Brien’s Apsáalooke name is Akbaaítchesh, or One Who Keeps Things Good. Her name was given to her by her maternal grandfather Benjamin Big Man Sr., as a tribute to his own mother. She is the descendant of powerful healers, educators, and leaders and most importantly storytellers. She is a 2006 graduate of the University of Montana School of Journalism, where she received a BA in print journalism. She is a 2002 graduate of the Freedom Forum’s American Indian Journalism Institute, a 2004 Chips Quinn Scholar, a 2004 Associated Press Diverse Voices Scholar and a 2024 Maynard 200 Fellow.

Brien believes that storytelling and Apsáalooke history is the foundation of our tourism industry. Crow Country is the only place in the world to learn about the Apsáalooke people. Brien believes that keeping the door open to guests will be the only way to bring understanding between cultures.
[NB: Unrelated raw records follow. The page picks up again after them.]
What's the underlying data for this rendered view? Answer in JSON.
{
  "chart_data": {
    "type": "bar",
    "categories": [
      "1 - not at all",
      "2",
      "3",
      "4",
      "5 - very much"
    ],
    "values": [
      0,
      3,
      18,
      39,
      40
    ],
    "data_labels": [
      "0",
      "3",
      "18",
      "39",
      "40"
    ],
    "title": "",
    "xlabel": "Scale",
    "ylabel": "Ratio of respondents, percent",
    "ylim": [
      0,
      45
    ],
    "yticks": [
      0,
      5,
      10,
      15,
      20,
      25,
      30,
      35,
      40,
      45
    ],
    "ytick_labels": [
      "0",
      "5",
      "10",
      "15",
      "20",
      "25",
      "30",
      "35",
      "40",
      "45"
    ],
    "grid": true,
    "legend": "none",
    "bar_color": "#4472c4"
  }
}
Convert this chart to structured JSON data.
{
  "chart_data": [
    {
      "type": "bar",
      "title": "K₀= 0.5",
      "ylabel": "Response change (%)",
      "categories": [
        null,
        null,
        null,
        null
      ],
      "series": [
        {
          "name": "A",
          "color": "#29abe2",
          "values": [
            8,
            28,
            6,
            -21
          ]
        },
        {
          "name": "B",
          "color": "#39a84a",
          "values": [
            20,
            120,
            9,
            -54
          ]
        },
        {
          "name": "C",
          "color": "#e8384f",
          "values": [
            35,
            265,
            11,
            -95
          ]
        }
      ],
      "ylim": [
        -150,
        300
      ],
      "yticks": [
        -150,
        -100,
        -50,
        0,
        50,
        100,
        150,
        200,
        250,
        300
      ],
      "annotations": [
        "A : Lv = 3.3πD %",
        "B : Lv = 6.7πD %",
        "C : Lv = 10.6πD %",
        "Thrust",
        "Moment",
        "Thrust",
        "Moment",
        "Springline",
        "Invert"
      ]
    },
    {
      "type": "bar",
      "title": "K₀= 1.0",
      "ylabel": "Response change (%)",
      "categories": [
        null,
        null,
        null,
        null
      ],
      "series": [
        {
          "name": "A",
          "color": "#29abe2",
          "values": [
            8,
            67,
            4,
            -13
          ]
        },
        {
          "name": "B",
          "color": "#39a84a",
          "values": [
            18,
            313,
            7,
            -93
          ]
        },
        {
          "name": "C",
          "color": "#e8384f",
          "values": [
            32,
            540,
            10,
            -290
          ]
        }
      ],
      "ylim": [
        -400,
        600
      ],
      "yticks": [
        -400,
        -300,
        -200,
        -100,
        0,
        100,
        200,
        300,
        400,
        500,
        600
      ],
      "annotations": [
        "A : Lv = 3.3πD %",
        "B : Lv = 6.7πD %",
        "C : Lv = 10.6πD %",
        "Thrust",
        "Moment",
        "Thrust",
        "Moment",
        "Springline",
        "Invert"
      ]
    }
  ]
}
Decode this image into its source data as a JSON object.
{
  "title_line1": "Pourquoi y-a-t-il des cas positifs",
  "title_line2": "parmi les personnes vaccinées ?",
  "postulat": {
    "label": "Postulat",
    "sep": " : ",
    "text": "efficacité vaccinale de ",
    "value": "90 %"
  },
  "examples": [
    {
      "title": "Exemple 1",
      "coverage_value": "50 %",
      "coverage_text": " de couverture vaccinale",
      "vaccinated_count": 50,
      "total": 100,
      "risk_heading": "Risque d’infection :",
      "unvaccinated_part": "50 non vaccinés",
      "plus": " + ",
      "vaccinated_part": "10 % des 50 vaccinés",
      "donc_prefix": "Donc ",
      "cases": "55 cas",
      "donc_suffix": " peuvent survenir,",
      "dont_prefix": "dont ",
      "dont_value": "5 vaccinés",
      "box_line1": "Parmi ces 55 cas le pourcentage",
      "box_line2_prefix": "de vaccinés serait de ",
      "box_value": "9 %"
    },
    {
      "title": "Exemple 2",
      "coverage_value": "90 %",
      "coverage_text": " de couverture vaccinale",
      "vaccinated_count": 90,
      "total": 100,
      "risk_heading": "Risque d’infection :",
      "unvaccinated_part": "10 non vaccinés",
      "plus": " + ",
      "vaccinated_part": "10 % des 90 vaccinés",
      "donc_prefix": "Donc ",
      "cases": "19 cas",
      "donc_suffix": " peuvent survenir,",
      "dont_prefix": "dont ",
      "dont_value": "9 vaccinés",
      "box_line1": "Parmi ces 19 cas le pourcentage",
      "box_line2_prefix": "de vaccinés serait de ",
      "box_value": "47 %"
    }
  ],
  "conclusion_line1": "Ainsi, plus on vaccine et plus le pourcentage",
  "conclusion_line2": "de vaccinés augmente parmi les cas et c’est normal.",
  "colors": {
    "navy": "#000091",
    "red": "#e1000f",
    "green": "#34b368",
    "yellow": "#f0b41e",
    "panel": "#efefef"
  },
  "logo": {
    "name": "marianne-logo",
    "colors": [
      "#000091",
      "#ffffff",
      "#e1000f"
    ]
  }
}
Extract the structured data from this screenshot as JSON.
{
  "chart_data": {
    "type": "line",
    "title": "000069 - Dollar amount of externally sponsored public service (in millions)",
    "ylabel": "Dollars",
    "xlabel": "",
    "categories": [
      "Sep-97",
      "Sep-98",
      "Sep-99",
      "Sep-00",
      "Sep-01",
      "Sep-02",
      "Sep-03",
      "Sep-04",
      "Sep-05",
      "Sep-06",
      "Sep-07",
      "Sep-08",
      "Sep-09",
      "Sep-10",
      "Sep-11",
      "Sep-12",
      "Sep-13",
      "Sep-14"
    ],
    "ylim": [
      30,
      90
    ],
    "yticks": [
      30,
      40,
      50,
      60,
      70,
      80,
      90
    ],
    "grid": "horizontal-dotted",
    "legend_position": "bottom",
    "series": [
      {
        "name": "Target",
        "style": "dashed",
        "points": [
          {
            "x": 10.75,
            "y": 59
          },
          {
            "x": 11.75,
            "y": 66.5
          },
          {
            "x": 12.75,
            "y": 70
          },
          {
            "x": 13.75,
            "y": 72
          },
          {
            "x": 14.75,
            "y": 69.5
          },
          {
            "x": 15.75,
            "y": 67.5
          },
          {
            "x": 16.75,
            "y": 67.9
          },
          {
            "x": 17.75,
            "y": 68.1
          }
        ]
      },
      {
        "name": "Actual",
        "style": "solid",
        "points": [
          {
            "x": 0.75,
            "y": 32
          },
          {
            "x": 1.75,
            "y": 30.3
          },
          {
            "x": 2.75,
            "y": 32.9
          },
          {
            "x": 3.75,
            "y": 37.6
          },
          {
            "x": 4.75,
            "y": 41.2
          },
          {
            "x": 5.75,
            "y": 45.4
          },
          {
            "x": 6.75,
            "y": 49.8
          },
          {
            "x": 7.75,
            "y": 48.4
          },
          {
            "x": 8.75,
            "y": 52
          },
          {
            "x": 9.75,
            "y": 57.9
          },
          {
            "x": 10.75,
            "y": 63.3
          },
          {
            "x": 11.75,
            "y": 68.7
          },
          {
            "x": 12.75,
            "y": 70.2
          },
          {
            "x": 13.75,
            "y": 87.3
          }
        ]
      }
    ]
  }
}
Brien lives on the Crow Indian Reservation in southeastern Montana, where she is the executive director of Four Points Media and the editor-in-chief of Four Points Press. She is the mother of twin boys, who are in college, and a high school-aged daughter.Brien beads, sews, and constructs Apsáalooke style moccasins. She spends her time primarily producing items for her daughter, sons and nieces and nephews. Brien learned most of her craft as a youth observing her mother and paternal grandmother, as well as by taking items apart and reassembling them. Once she had children in 2003, her passion for creation was renewed.